Soil-Gas Phase Transport and Structure Parameters for a Soil Under Different Management Regimes and at Two Moisture Levels

Measurements of diffusive and convective gas transport parameters can be used to describe soil functional architecture and reveal key factors for soil structure development. Undisturbed 100-cm(3) soil samples were sampled at the Long-term Research on Agricultural Systems experiment located at the University of California, Davis. The 18 plots used in this study represented fairly wide ranges in organic carbon (0. 0072-0.0153 kg kg(-1)) and clay (0.30-0.44 kg kg(-1)). Soil-air permeability, k(a), and soil-gas diffusivity, D-P/D-0, were determined at field-moist conditions (fin) and, subsequently, after saturation and drainage to - 100 cm of matric potential (pF2). Gas diffusivity in intact samples at fm conditions exhibited a general, linear relationship with air-filled porosity (epsilon), independent of soil texture and treatment. Comparing intact and repacked samples drained to pF2, repacked soil displayed markedly lower D-P/D-0 values at similar air-filled porosity, illustrating soil structure effects on D-P/D-0. The Currie tortuosity-connectivity parameter, X=Log(D-P/D-0)/Log(epsilon), decreased with increasing bulk density in the intact samples at both moisture conditions, suggesting less tortuous and well-connected pathways for gas diffusion at higher bulk density.
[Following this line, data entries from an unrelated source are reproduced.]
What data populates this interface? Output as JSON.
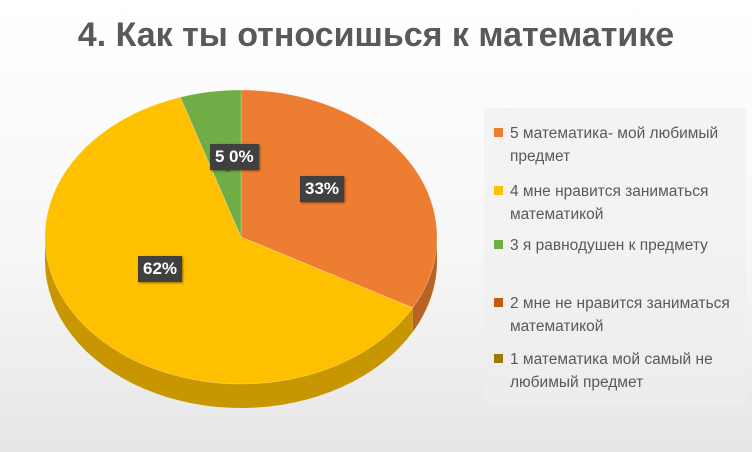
{
  "title": "4. Как ты относишься к математике",
  "chart_data": {
    "type": "pie",
    "title": "4. Как ты относишься к математике",
    "three_d": true,
    "legend_placement": "right",
    "categories": [
      "5 математика- мой любимый предмет",
      "4 мне нравится заниматься математикой",
      "3 я равнодушен к предмету",
      "2 мне не нравится заниматься математикой",
      "1 математика мой самый не любимый предмет"
    ],
    "values": [
      33,
      62,
      5,
      0,
      0
    ],
    "value_labels": [
      "33%",
      "62%",
      "5",
      "0%",
      "0%"
    ],
    "colors": [
      "#ED7D31",
      "#FFC000",
      "#70AD47",
      "#C55A11",
      "#9A7B00"
    ]
  },
  "legend": {
    "items": [
      {
        "text": "5 математика- мой любимый предмет",
        "color": "#ED7D31"
      },
      {
        "text": "4 мне нравится заниматься математикой",
        "color": "#FFC000"
      },
      {
        "text": "3 я равнодушен к предмету",
        "color": "#70AD47"
      },
      {
        "text": "2 мне не нравится заниматься математикой",
        "color": "#C55A11"
      },
      {
        "text": "1 математика мой самый не любимый предмет",
        "color": "#9A7B00"
      }
    ]
  }
}
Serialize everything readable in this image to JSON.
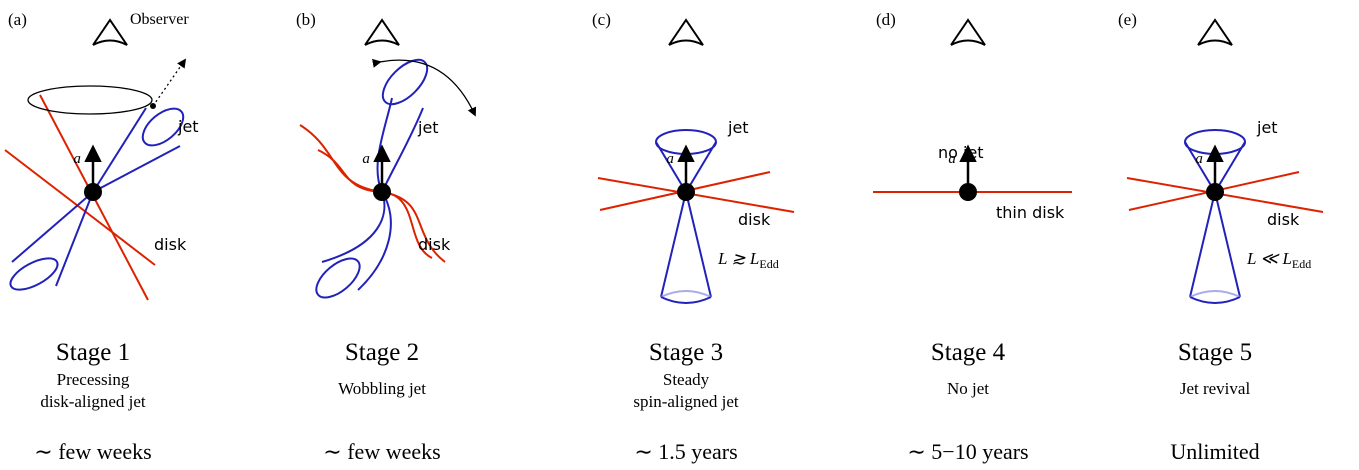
{
  "panels": [
    {
      "label": "(a)",
      "observer": "Observer",
      "vector": "a⃗",
      "jet": "jet",
      "disk": "disk",
      "stage": "Stage 1",
      "description": [
        "Precessing",
        "disk-aligned jet"
      ],
      "duration": "∼ few weeks"
    },
    {
      "label": "(b)",
      "vector": "a⃗",
      "jet": "jet",
      "disk": "disk",
      "stage": "Stage 2",
      "description": [
        "Wobbling jet"
      ],
      "duration": "∼ few weeks"
    },
    {
      "label": "(c)",
      "vector": "a⃗",
      "jet": "jet",
      "disk": "disk",
      "luminosity": {
        "main": "L ≳ L",
        "sub": "Edd"
      },
      "stage": "Stage 3",
      "description": [
        "Steady",
        "spin-aligned jet"
      ],
      "duration": "∼ 1.5 years"
    },
    {
      "label": "(d)",
      "vector": "a⃗",
      "jet": "no jet",
      "disk": "thin disk",
      "stage": "Stage 4",
      "description": [
        "No jet"
      ],
      "duration": "∼ 5−10 years"
    },
    {
      "label": "(e)",
      "vector": "a⃗",
      "jet": "jet",
      "disk": "disk",
      "luminosity": {
        "main": "L ≪ L",
        "sub": "Edd"
      },
      "stage": "Stage 5",
      "description": [
        "Jet revival"
      ],
      "duration": "Unlimited"
    }
  ]
}
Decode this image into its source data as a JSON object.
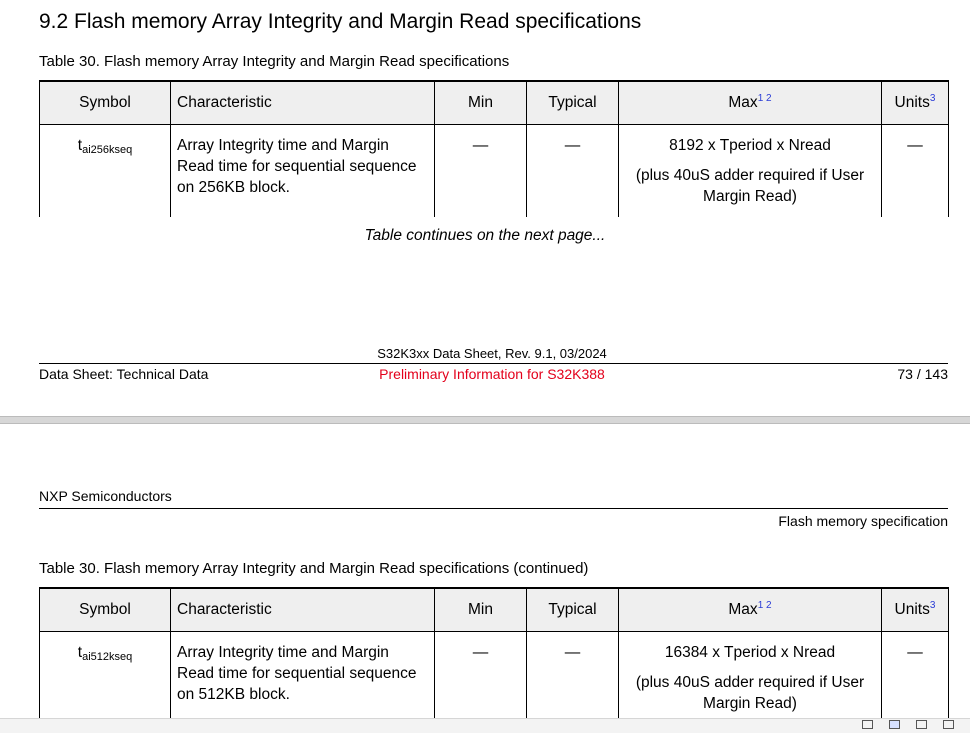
{
  "page1": {
    "section_title": "9.2  Flash memory Array Integrity and Margin Read specifications",
    "table_caption": "Table 30.  Flash memory Array Integrity and Margin Read specifications",
    "table": {
      "headers": {
        "symbol": "Symbol",
        "characteristic": "Characteristic",
        "min": "Min",
        "typical": "Typical",
        "max": "Max",
        "max_footnotes": "1 2",
        "units": "Units",
        "units_footnote": "3"
      },
      "row": {
        "symbol_base": "t",
        "symbol_sub": "ai256kseq",
        "characteristic": "Array Integrity time and Margin Read time for sequential sequence on 256KB block.",
        "min": "—",
        "typical": "—",
        "max_line1": "8192 x Tperiod x Nread",
        "max_line2": "(plus 40uS adder required if User Margin Read)",
        "units": "—"
      }
    },
    "continues_note": "Table continues on the next page...",
    "footer": {
      "doc_title": "S32K3xx Data Sheet, Rev. 9.1, 03/2024",
      "left": "Data Sheet: Technical Data",
      "center": "Preliminary Information for S32K388",
      "page": "73 / 143"
    }
  },
  "page2": {
    "header_left": "NXP Semiconductors",
    "header_right": "Flash memory specification",
    "table_caption": "Table 30.  Flash memory Array Integrity and Margin Read specifications (continued)",
    "table": {
      "headers": {
        "symbol": "Symbol",
        "characteristic": "Characteristic",
        "min": "Min",
        "typical": "Typical",
        "max": "Max",
        "max_footnotes": "1 2",
        "units": "Units",
        "units_footnote": "3"
      },
      "row": {
        "symbol_base": "t",
        "symbol_sub": "ai512kseq",
        "characteristic": "Array Integrity time and Margin Read time for sequential sequence on 512KB block.",
        "min": "—",
        "typical": "—",
        "max_line1": "16384 x Tperiod x Nread",
        "max_line2": "(plus 40uS adder required if User Margin Read)",
        "units": "—"
      }
    }
  },
  "viewer": {
    "view_buttons": [
      "single-page-icon",
      "continuous-page-icon",
      "two-page-icon",
      "two-page-continuous-icon"
    ]
  }
}
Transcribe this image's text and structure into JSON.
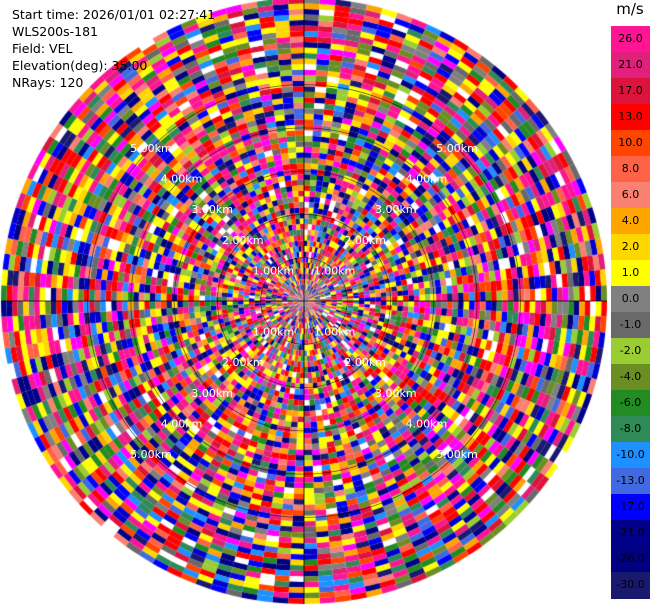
{
  "info": {
    "start_time": "Start time: 2026/01/01 02:27:41",
    "instrument": "WLS200s-181",
    "field": "Field: VEL",
    "elevation": "Elevation(deg): 35.00",
    "nrays": "NRays: 120"
  },
  "colorbar": {
    "unit": "m/s",
    "ticks": [
      "26.0",
      "21.0",
      "17.0",
      "13.0",
      "10.0",
      "8.0",
      "6.0",
      "4.0",
      "2.0",
      "1.0",
      "0.0",
      "-1.0",
      "-2.0",
      "-4.0",
      "-6.0",
      "-8.0",
      "-10.0",
      "-13.0",
      "-17.0",
      "-21.0",
      "-26.0",
      "-30.0"
    ],
    "colors": [
      "#ff1493",
      "#e0207a",
      "#dc143c",
      "#ff0000",
      "#ff4500",
      "#ff6347",
      "#fa8072",
      "#ffa500",
      "#ffd700",
      "#ffff00",
      "#808080",
      "#696969",
      "#9acd32",
      "#6b8e23",
      "#228b22",
      "#2e8b57",
      "#1e90ff",
      "#4169e1",
      "#0000ff",
      "#00008b",
      "#000080",
      "#191970"
    ]
  },
  "chart_data": {
    "type": "heatmap",
    "subtype": "ppi-scan",
    "field": "VEL",
    "nrays": 120,
    "elevation_deg": 35.0,
    "range_max_km": 7.0,
    "ring_labels": [
      "1.00km",
      "2.00km",
      "3.00km",
      "4.00km",
      "5.00km"
    ],
    "color_scale_min": -30.0,
    "color_scale_max": 26.0
  }
}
Pore organization, PO = k(a) / epsilon, showed a treatment effect with typically higher values for the organic plots, implying that an improved possibility for formation of organomineral soil aggregates resulted in better-connected macropore networks. Fitting a linear model to D-P/D-0 versus epsilon measurements revealed different slopes at the two moisture conditions, suggesting short-term nonsingularity (hysteretic) effects after rewetting and drainage.